Título: A FÚRIA DAS TSUNAMIS
Autor:
Fonte: O Globo, 28/12/2004, O Mundo, p. 22

Ondas atingiram 13 países

Número de mortos já ultrapassa 23 mil. Mar devolve à praia milhares de corpos

Países do sul e do sudeste da Ásia iniciaram ontem uma dura batalha contra o gigantesco rastro de destruição deixado pelo mais devastador maremoto desde o final do século XIX, que varreu a região domingo. O número de mortos foi calculado em mais de 23 mil, mas autoridades indonésias disseram que só na província de Aceh poderia chegar a 20 mil. Enquanto o mar devolvia às praias milhares de corpos, equipes de socorro vasculhavam terra e água em busca de outros, em meio ao temor de epidemias. A ONU anunciou o início da maior operação de ajuda humanitária que já realizou.

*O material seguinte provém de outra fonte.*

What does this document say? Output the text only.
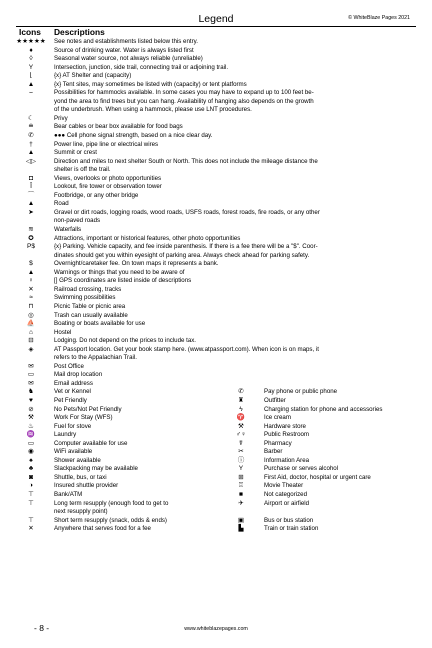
Legend	© WhiteBlaze Pages 2021
Icons Descriptions
★★★★★	See notes and establishments listed below this entry.
♦	Source of drinking water. Water is always listed first
◊	Seasonal water source, not always reliable (unreliable)
Y	Intersection, junction, side trail, connecting trail or adjoining trail.
⌊	{x} AT Shelter and (capacity)
▲	{x} Tent sites, may sometimes be listed with (capacity) or tent platforms
⌣	Possibilities for hammocks available. In some cases you may have to expand up to 100 feet be-
yond the area to find trees but you can hang. Availability of hanging also depends on the growth
of the underbrush. When using a hammock, please use LNT procedures.
☾	Privy
≘	Bear cables or bear box available for food bags
✆	●●● Cell phone signal strength, based on a nice clear day.
†	Power line, pipe line or electrical wires
▲	Summit or crest
◁▷	Direction and miles to next shelter South or North. This does not include the mileage distance the
shelter is off the trail.
◘	Views, overlooks or photo opportunities
Î	Lookout, fire tower or observation tower
⌒	Footbridge, or any other bridge
▲	Road
➤	Gravel or dirt roads, logging roads, wood roads, USFS roads, forest roads, fire roads, or any other
non-paved roads
≋	Waterfalls
✪	Attractions, important or historical features, other photo opportunities
P$	{x} Parking. Vehicle capacity, and fee inside parenthesis. If there is a fee there will be a "$". Coor-
dinates should get you within eyesight of parking area. Always check ahead for parking safety.
$	Overnight/caretaker fee. On town maps it represents a bank.
▲	Warnings or things that you need to be aware of
♀	[] GPS coordinates are listed inside of descriptions
✕	Railroad crossing, tracks
≈	Swimming possibilities
⊓	Picnic Table or picnic area
◎	Trash can usually available
⛵	Boating or boats available for use
⌂	Hostel
⊟	Lodging. Do not depend on the prices to include tax.
◈	AT Passport location. Get your book stamp here. (www.atpassport.com). When icon is on maps, it
refers to the Appalachian Trail.
✉	Post Office
▭	Mail drop location
✉	Email address
♞	Vet or Kennel	✆	Pay phone or public phone
♥	Pet Friendly	♜	Outfitter
⊘	No Pets/Not Pet Friendly	ϟ	Charging station for phone and accessories
⚒	Work For Stay (WFS)	♈	Ice cream
♨	Fuel for stove	⚒	Hardware store
♒	Laundry	♂♀	Public Restroom
▭	Computer available for use	☤	Pharmacy
◉	WiFi available	✂	Barber
♠	Shower available	ⓘ	Information Area
♣	Slackpacking may be available	Y	Purchase or serves alcohol
◙	Shuttle, bus, or taxi	⊞	First Aid, doctor, hospital or urgent care
◑	Insured shuttle provider	♖	Movie Theater
⊤	Bank/ATM	■	Not categorized
⊤	Long term resupply (enough food to get to
next resupply point)
✈	Airport or airfield
⊤	Short term resupply (snack, odds & ends)	▣	Bus or bus station
✕	Anywhere that serves food for a fee	▙	Train or train station
- 8 -	www.whiteblazepages.com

- Este pode ser o maior desastre natural da História recente, porque está afetando muitas áreas costeiras populosas e inúmeras comunidades vulneráveis - disse Jan Egeland, coordenador de socorro de emergência das Nações Unidas.

Causadas pelo maior terremoto dos últimos 40 anos (9 graus na escala Richter), tsunamis (ondas gigantes) de mais de dez metros de altura devastaram em poucos minutos zonas costeiras principalmente de Índia, Sri Lanka e Indonésia. Mas percorreram milhares de quilômetros, atingindo pelo menos 13 países: na Ásia, além daqueles três, Malásia, Maldivas, Mianmar, Bangladesh e Tailândia; e na África, Somália, Quênia, Seicheles, Maurício e Reunião (ilha da França).

"Aparentemente nunca antes houve uma tsunami que atingisse todo o Oceano Índico", disse ao "Wall Street Journal" o oceanógrafo Eddie Bernard, do laboratório de estudos oceanográficos do Pacífico, em Seattle, estado de Washington.

Os paredões de água mataram desde modestos pescadores até um neto do rei Bhumibol Adulyadej, da Tailândia, que passeava de jet ski quando foi engolido pelas águas. Dezenas de milhares de pessoas saíram ontem em busca de desaparecidos, muitos deles turistas de inúmeros países que passavam o feriado de fim de ano em praias pardisíacas. Centenas de milhares de pessoas ficaram desabrigadas. Cortes de linhas telefônica e de energia elétrica dificultaram o socorro.

Aceh, dramático retrato da catástrofe

No Sri Lanka, o número de mortos mais do que dobrou de um dia para o outro, chegando a 11 mil, dos quais 200 seriam turistas estrangeiros.

- É uma grave tragédia para a qual não estávamos preparados - disse a presidente Chandrika Kumaratunga.

Na Indonésia, onde foram registradas quase cinco mil mortes, um dos mais dramáticos retratos da tragédia era Aceh, na ilha de Sumatra, perto do epicentro do terremoto. Nas ruas da capital, Banda Aceh, dezenas de cadáveres se espalhavam entre escombros e carros destruídos.

- O cheiro é tão ruim... Os corpos humanos estão misturados a animais mortos, como cachorros, peixes, gatos e cabras - lastimou o coronel Buyung Lelana, que comandava as operações de socorro.

Em toda a região, moradores reviravam destroços e percorriam hospitais, muitos com fotos de desaparecidos na mão e narizes cobertos com lenços, devido ao mau cheiro dos cadáveres. Pilhas de corpos desfigurados eram descarregadas de caminhões militares em hospitais, onde corpos de crianças eram enfileirados e cobertos com sarongues. Outros eram postos em caixas de pescados.

- Espero que haja caixões em número suficiente - disse o prefeito de Banda Aceh, Mustofa.

No sul da Índia, mais de 6.600 pessoas morreram. Um das regiões mais devastadas é a das ilhas Andaman e Nicobar, onde cinco cidades foram engolidas pelas águas, pelo menos três mil pessoas morreram e 30 mil estavam desaparecidas. Até na distante Somália, 38 pessoas foram tragadas pelas tsunamis. Na Tailândia, mais de 800 pessoas morreram.

- Nosso paraíso se transformou num inferno - disse a americana Moira Lee, na ilha de Phuket.